The Biggest Threats to Online Privacy

Is your personal information safe on the Internet? The question is becoming more crucial as people use more Internet-connected devices and share their most private information through social media.

Recent news about hacking or spying might make you begin to wonder. However, the concern over online privacy is nothing new. The digital transformation that gives us such amazing tools for communications and information sharing might make it feel like a new problem, but it’s also brought great challenges.

Historically, spies and hackers have a much easier time than if each of us communicated on paper and by phone. A letter that’s passed from hand to hand and sent through a physical mail system can’t be quickly scanned, analyzed in seconds, and shared globally.

The insidious nature of hackers makes it easy for them to capture your information and use it to steal from you, impersonate you, or exploit you.

You may not have first-hand experience with hackers, but there’s a good chance you’ve been affected by them.

As far back as the 1950s, the KGB spied on Americans when they used a bug to hack into the U.S. Embassy in Moscow.

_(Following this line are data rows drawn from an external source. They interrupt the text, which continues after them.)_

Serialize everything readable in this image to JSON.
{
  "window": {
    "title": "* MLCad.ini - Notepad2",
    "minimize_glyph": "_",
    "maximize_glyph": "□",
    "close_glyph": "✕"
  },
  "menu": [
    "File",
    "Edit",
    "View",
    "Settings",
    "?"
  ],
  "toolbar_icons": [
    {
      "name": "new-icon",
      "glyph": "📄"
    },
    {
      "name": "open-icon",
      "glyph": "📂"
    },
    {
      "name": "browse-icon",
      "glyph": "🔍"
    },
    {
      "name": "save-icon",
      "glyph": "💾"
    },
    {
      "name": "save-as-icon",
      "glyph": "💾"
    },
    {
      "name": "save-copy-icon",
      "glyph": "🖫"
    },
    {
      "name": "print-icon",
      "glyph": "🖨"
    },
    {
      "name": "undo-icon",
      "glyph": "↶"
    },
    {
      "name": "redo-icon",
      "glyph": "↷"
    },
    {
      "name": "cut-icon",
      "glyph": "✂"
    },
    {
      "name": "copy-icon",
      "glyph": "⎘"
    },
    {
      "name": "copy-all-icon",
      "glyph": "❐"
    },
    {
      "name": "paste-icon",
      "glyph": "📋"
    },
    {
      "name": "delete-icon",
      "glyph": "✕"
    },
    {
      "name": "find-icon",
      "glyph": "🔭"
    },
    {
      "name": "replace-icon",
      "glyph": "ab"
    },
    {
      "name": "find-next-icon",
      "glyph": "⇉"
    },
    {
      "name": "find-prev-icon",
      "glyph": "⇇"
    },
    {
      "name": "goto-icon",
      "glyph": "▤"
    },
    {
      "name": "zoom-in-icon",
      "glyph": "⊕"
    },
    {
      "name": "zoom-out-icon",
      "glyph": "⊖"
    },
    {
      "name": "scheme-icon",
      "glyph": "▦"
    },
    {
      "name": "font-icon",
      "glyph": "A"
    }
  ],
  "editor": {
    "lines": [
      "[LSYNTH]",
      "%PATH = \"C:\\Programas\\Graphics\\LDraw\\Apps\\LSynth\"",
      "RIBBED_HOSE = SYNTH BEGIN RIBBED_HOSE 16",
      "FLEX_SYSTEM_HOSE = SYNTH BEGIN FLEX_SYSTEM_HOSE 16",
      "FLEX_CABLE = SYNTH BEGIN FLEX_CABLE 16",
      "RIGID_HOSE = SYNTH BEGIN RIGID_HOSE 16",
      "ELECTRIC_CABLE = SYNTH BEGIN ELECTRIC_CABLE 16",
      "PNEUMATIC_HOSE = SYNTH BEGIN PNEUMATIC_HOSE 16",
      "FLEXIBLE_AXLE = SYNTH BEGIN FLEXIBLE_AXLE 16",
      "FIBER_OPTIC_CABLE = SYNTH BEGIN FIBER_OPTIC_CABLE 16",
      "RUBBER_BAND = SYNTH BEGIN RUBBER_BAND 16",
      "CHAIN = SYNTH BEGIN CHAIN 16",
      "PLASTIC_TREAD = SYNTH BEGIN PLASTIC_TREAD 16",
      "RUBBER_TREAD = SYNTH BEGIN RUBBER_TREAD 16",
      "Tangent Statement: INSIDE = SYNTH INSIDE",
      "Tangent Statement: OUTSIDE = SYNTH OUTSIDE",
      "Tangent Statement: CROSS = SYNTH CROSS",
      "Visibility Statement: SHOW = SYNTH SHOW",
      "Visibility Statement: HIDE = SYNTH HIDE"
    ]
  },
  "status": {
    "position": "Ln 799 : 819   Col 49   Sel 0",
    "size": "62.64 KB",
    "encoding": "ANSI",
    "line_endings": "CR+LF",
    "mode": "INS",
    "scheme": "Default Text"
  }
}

Two decades later, the NSA had invested in technologies that allowed them to easily watch communications from Cuba and China.

Conclusion

Don’t Be An Amateur Online

What? You want us to go to all that trouble of giving you information about how to stop updating your Facebook and Twitter status and making sure you clear out your cookies and don’t click on bad links and keep your antivirus software up to date and don’t use public wireless and always use HTTPS and set up two-factor authentication for your e-mail, etc., etc., etc., and now you’re expecting me to actually BELIEVE you won’t use your credit card that’s connected to all those accounts to buy something?

Yeah. No.

I read the news. I have no illusions: I know that you’re gonna be an online amateur. That Visa card isn’t gonna stay in the billfold long.

Who Do You Trust? How Consumers Feel About Online Privacy

A new study by Pew Research Center has determined that many consumers show fear or confusion over how online companies use their data.

One of the most common techniques is tracking. When you visit most websites, they will know that you were there, which pages you viewed, and what you have done while on the site. This data is gathered to better target ads and improve the user experience. But when people hear about this concept, many become alarmed.

When people are asked to rank companies based on how well they protect user data, Google, Microsoft, and Yelp rate the highest. Online companies with the lowest scores are Walmart, Capital One, and eBay. It’s interesting to note the trust people have put in technology companies versus offline companies. It’s likely due to the social perception that technology companies are innovative and forward-thinking, while offline companies are notoriously slow to adapt to change.

When asked about how trustworthy companies are, about half of consumers expressed mistrust, and about half expressed trust. There is some study bias that may affect this result, but it’s sadly the current state of affairs.